Para além do papel das instituições em investigação, a população também pode denunciar a má aplicação de emendas parlamentares nos municípios do país. De acordo com o ministro da Controladoria-Geral da União (CGU), Vinícius de Carvalho, algumas operações em parceria com a Polícia Federal são frutos dessas ocorrências. 

“Há uma discussão sobre a rastreabilidade, a transparência e a efetividade da alocação via emendas parlamentares, que o Supremo está fazendo e pediu que nós fizéssemos auditorias a respeito.

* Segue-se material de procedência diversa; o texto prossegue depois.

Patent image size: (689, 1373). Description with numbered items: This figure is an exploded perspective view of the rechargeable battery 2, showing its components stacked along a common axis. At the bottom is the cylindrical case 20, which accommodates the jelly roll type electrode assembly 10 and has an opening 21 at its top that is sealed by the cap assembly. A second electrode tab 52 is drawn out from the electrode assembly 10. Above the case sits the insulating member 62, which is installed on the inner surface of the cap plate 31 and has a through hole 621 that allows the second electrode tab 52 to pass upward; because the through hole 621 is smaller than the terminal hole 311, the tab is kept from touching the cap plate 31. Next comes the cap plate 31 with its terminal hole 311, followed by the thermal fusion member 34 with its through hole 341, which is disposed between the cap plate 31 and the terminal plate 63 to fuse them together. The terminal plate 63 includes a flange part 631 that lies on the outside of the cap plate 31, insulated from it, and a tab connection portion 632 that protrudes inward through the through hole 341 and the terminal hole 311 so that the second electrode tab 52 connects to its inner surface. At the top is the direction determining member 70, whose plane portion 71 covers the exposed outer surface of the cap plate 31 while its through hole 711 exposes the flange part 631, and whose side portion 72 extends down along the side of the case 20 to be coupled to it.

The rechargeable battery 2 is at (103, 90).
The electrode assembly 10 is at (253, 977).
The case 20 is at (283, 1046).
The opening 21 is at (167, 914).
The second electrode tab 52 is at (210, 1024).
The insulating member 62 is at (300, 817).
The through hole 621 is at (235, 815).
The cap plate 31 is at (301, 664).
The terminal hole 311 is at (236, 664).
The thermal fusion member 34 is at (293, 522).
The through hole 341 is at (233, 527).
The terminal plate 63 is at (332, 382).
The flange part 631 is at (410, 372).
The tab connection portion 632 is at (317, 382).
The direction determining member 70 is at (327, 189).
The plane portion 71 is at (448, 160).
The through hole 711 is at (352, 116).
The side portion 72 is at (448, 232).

Fizemos 70 em municípios e estados do Brasil. com esse processo de auditorias decididas pelo ministro Flávio Dino Foi outro processo que a CGU apurou e investigou a partir de denúncias.”
A declaração do titular da CGU aconteceu nesta quinta-feira (12), durante o programa Bom Dia, Ministroda EBC. Segundo ele, as 70 auditorias em aplicação de emendas parlamentares são fruto de uma análise de risco da CGU, mas a controladoria tem maneiras de dar suporte a todas as cidades.
Segundo ele, a questão da corrupção precisa ser comprovada do ponto de vista de um governo que investiga e pune. Ao citar casos recentes no Brasil, Vinícius de Carvalho destaca a atuação nessas investigações, incluindo os descontos indevidos do INSS, identificados desde 2019.
“Estamos enfrentando grandes esquemas de fraudes no Brasil. É importante falar isso, porque estamos dificultando a vida de quem atua no mercado, de quem atua na relação com o Estado de maneira fraudulenta, de maneira a lesar a população brasileira. Essa política tem que ser uma política de estado. Ninguém vai acabar com a corrupção num passe de mágica. O governo do presidente Lula não apenas reconstruiu o aparelho de fiscalização, controle e investigação, como o aperfeiçoou.”
Ainda sobre a questão das chamadas emendas Pix, o ministro da CGU destaca o cenário que, na avaliação dele, vai gerar resultados, a exemplo da competência do governo para investigar a aplicação dessas emendas.
“As medidas que estão sendo tomadas pelo Supremo, por exemplo, mandando os ministérios exigiram prestação de contas, fiscalizarem, determinando que a competência para fiscalizar o uso dos recursos das chamadas emendas Pix seja feita pelo governo federal — porque antes havia um entendimento de que como esse recurso ia direto para os estados e municípios, quem tinha que fiscalizar o uso eram os próprios estados e municípios — agora o Supremo decidiu que não, que o recurso é federal, e quem tem que fiscalizar é a CGU e o TCU. Então tudo isso vai montando um cenário em que esses mecanismos vão começar a gerar resultados.”
Ao mencionar o caso do Banco Master, o ministro Vinícius de Carvalho explicou que o Banco Central abriu uma sindicância interna, que pode gerar até em demissão do servidor, caso haja algum envolvimento científico.
Se o pagamento de propina do Banco Master for identificado por algum agente público, é possível que a CGU abra um processo via lei anticorrupção.